Gewasbeschermingsmiddelen zijn al prijzig genoeg
Ook een heffing op gewasbeschermingsmiddelen zag Wiersma niet zitten. Die wens kwam vooral van de oppositie (GroenLinks-PvdA en Partij voor de Dieren). “Ik ben geen voorstander van zo’n heffing, want dat verhoogt de kosten. Gewasbeschermingsmiddelen zijn al prijzig genoeg.” Over groene middelen zei de minister dat ze het Europese beleid volgt. “Ik wil ook snellere toelatingen en de Europese Commissie komt later dit jaar met een voorstel daartoe. Daar zetten wij zeker vol op in.”
Coalitie verdeeld, oppositie scherp
De coalitie was eerder in het debat verdeeld in het gewasbeschermingsdebat. NSC en VVD waren kritisch. NSC-Kamerlid Harm Holman maakte een vergelijking met auto’s. “Autorijden is veilig, mits je ermee om kunt gaan. Maar dat hoeft niet te betekenen dat het veilig is voor de omgeving.” Holman noemde het schrijnend dat burgers naar de rechter moeten stappen, maar ook schrijnend dat de boer in onzekerheid komt. VVD’er Meulenkamp kaartte ook die onzekerheid aan, zeker na de Raad van State-uitspraak over de Drentse lelieteler. “De verwijten gaan vaak heen en weer, bij inwoners, telers en overheden. De minister moet spoedig duidelijkheid geven. Wat mag wel en wat mag niet?”

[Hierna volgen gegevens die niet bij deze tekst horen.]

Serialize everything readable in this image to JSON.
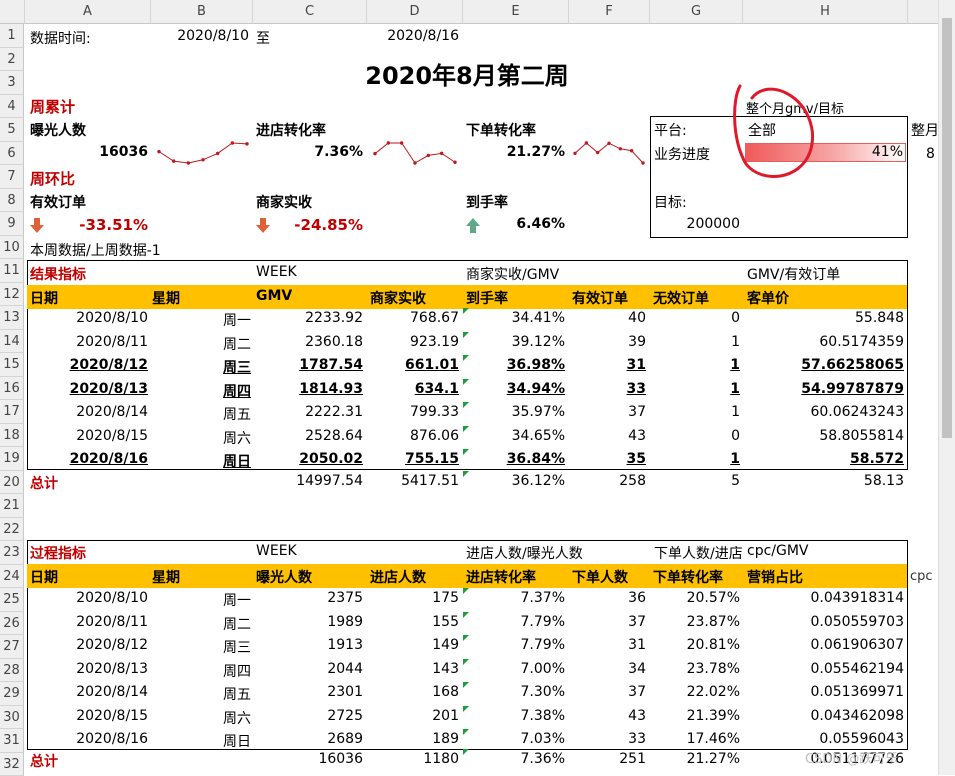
{
  "columns": [
    "A",
    "B",
    "C",
    "D",
    "E",
    "F",
    "G",
    "H"
  ],
  "rows": [
    "1",
    "2",
    "3",
    "4",
    "5",
    "6",
    "7",
    "8",
    "9",
    "10",
    "11",
    "12",
    "13",
    "14",
    "15",
    "16",
    "17",
    "18",
    "19",
    "20",
    "21",
    "22",
    "23",
    "24",
    "25",
    "26",
    "27",
    "28",
    "29",
    "30",
    "31",
    "32"
  ],
  "header": {
    "date_label": "数据时间:",
    "date_start": "2020/8/10",
    "to": "至",
    "date_end": "2020/8/16",
    "title": "2020年8月第二周"
  },
  "summary": {
    "cumulative_label": "周累计",
    "exposure_label": "曝光人数",
    "exposure_value": "16036",
    "store_rate_label": "进店转化率",
    "store_rate_value": "7.36%",
    "order_rate_label": "下单转化率",
    "order_rate_value": "21.27%",
    "wow_label": "周环比",
    "valid_orders_label": "有效订单",
    "valid_orders_value": "-33.51%",
    "receipts_label": "商家实收",
    "receipts_value": "-24.85%",
    "net_rate_label": "到手率",
    "net_rate_value": "6.46%",
    "note": "本周数据/上周数据-1"
  },
  "panel": {
    "caption": "整个月gmv/目标",
    "platform_label": "平台:",
    "platform_value": "全部",
    "progress_label": "业务进度",
    "progress_value": "41%",
    "progress_fraction": 0.41,
    "target_label": "目标:",
    "target_value": "200000",
    "clip_text": "整月",
    "clip_digit": "8"
  },
  "sparklines": {
    "exposure": [
      2375,
      1989,
      1913,
      2044,
      2301,
      2725,
      2689
    ],
    "store_rate": [
      7.37,
      7.79,
      7.79,
      7.0,
      7.3,
      7.38,
      7.03
    ],
    "order_rate": [
      20.57,
      23.87,
      20.81,
      23.78,
      22.02,
      21.39,
      17.46
    ]
  },
  "result": {
    "section_label": "结果指标",
    "notes": [
      "WEEK",
      "商家实收/GMV",
      "GMV/有效订单"
    ],
    "headers": [
      "日期",
      "星期",
      "GMV",
      "商家实收",
      "到手率",
      "有效订单",
      "无效订单",
      "客单价"
    ],
    "rows": [
      {
        "cells": [
          "2020/8/10",
          "周一",
          "2233.92",
          "768.67",
          "34.41%",
          "40",
          "0",
          "55.848"
        ],
        "bold": false
      },
      {
        "cells": [
          "2020/8/11",
          "周二",
          "2360.18",
          "923.19",
          "39.12%",
          "39",
          "1",
          "60.5174359"
        ],
        "bold": false
      },
      {
        "cells": [
          "2020/8/12",
          "周三",
          "1787.54",
          "661.01",
          "36.98%",
          "31",
          "1",
          "57.66258065"
        ],
        "bold": true
      },
      {
        "cells": [
          "2020/8/13",
          "周四",
          "1814.93",
          "634.1",
          "34.94%",
          "33",
          "1",
          "54.99787879"
        ],
        "bold": true
      },
      {
        "cells": [
          "2020/8/14",
          "周五",
          "2222.31",
          "799.33",
          "35.97%",
          "37",
          "1",
          "60.06243243"
        ],
        "bold": false
      },
      {
        "cells": [
          "2020/8/15",
          "周六",
          "2528.64",
          "876.06",
          "34.65%",
          "43",
          "0",
          "58.8055814"
        ],
        "bold": false
      },
      {
        "cells": [
          "2020/8/16",
          "周日",
          "2050.02",
          "755.15",
          "36.84%",
          "35",
          "1",
          "58.572"
        ],
        "bold": true
      }
    ],
    "total": [
      "总计",
      "",
      "14997.54",
      "5417.51",
      "36.12%",
      "258",
      "5",
      "58.13"
    ]
  },
  "process": {
    "section_label": "过程指标",
    "notes": [
      "WEEK",
      "进店人数/曝光人数",
      "下单人数/进店",
      "cpc/GMV"
    ],
    "clip_text": "cpc",
    "headers": [
      "日期",
      "星期",
      "曝光人数",
      "进店人数",
      "进店转化率",
      "下单人数",
      "下单转化率",
      "营销占比"
    ],
    "rows": [
      [
        "2020/8/10",
        "周一",
        "2375",
        "175",
        "7.37%",
        "36",
        "20.57%",
        "0.043918314"
      ],
      [
        "2020/8/11",
        "周二",
        "1989",
        "155",
        "7.79%",
        "37",
        "23.87%",
        "0.050559703"
      ],
      [
        "2020/8/12",
        "周三",
        "1913",
        "149",
        "7.79%",
        "31",
        "20.81%",
        "0.061906307"
      ],
      [
        "2020/8/13",
        "周四",
        "2044",
        "143",
        "7.00%",
        "34",
        "23.78%",
        "0.055462194"
      ],
      [
        "2020/8/14",
        "周五",
        "2301",
        "168",
        "7.30%",
        "37",
        "22.02%",
        "0.051369971"
      ],
      [
        "2020/8/15",
        "周六",
        "2725",
        "201",
        "7.38%",
        "43",
        "21.39%",
        "0.043462098"
      ],
      [
        "2020/8/16",
        "周日",
        "2689",
        "189",
        "7.03%",
        "33",
        "17.46%",
        "0.05596043"
      ]
    ],
    "total": [
      "总计",
      "",
      "16036",
      "1180",
      "7.36%",
      "251",
      "21.27%",
      "0.051177726"
    ]
  },
  "watermark": "CSDN @跃可乐",
  "colors": {
    "header_band": "#ffc000",
    "accent_red": "#c00000",
    "down_arrow": "#e0603a",
    "up_arrow": "#5fa98a",
    "annotation": "#e0182a"
  }
}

Gereedschapskist van de teler moet gevuld blijven
BBB-Kamerlid Cor Pierik begon met een duidelijk statement. “De gereedschapskist van de teler moet gevuld blijven zodat de voorraadkast van de burger ook gevuld blijft.” Over eventuele gezondheidsrisico’s van middelen was hij helder. “Gezondheid staat bij ons voorop. Als er risico’s zijn, moet je middelen verbieden. Maar dan moet er wel echt een causaal verband zijn.”
D66’er Podt kon zich daar aan het eind van het debat niet in vinden. “Jaren is gezegd dat er niets aan de hand is, maar we kunnen niet wachten tot mensen bewezen ziek zijn.” Bij twijfel niet spuiten, vond ze. “Het is teleurstellend dat minister Wiersma de nieuwe realiteit niet ziet. Ik zou bijna zeggen dat er parallellen zijn met het debat van volgende week (stikstof, red.).”